Dans plusieurs régions enclavées de Madagascar, où les stations-services sont rares ou inexistantes, la vente de carburant en bouteille demeure une solution de proximité pour les usagers. Cette pratique, largement répandue dans les communes rurales et sur les axes secondaires, permet aux automobilistes, motocyclistes et agriculteurs de poursuivre leurs activités malgré l’éloignement des réseaux de distribution officiels.

À Mangarivotra, alors qu’il achète cinq litres de gasoil auprès d’un vendeur informel, Datou, chauffeur de bus suburbain sur l’axe Ivato–Anjomakely, défend l’utilité de ce commerce. 

« L’existence de ces revendeurs de carburant en bouteille prend en général une marge de 1000 ariary à 1500 ariary de plus que dans les stations-services. D’après moi, ce genre de commerce m’aide beaucoup en cas de panne de gasoil ou de réparations. Les milieux ruraux ont aussi besoin d’énergie. S’ils interdisent la revente de carburant en bouteille, que vont faire les automobilistes et les autres habitants des régions rurales de Madagascar alors qu’il n’y a pas de stations-services ? Que vont-ils faire, dites-moi ? »

Cette interrogation résume le dilemme auquel sont confrontées de nombreuses localités rurales : concilier les impératifs de sécurité avec la nécessité d’assurer un accès minimum au carburant.

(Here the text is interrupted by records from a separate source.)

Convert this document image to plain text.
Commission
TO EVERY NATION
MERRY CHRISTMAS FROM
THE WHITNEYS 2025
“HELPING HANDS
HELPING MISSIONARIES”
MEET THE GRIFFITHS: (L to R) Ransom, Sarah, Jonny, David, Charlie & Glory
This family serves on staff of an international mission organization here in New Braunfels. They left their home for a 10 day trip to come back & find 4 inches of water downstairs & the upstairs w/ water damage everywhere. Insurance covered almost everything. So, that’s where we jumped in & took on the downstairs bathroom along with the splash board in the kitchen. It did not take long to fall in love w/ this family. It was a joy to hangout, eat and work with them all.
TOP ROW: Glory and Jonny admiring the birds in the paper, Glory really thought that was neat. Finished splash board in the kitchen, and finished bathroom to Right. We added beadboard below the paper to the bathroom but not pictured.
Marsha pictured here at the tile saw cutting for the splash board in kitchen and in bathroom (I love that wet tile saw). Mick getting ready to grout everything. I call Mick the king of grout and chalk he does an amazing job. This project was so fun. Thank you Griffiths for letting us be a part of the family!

Selon les données publiées récemment par l’Office malgache des hydrocarbures (OMH), Madagascar compte actuellement 341 stations-services réparties entre les quatre principaux distributeurs du pays. Malgré cette présence, la couverture du territoire reste inégale. De nombreuses communes rurales se trouvent encore à plusieurs dizaines de kilomètres d’une station-service. Dans ces zones, les vendeurs de carburant en bouteille constituent souvent le seul moyen d’approvisionnement rapide pour les usagers.

Si ce commerce répond à une demande réelle, il soulève également des préoccupations importantes. Le stockage et la manipulation de carburants dans des bouteilles ou des récipients non adaptés présentent des risques d’incendie et d’explosion. À cela s’ajoutent l’absence de contrôle de la qualité des produits vendus et le non-respect de la réglementation en vigueur.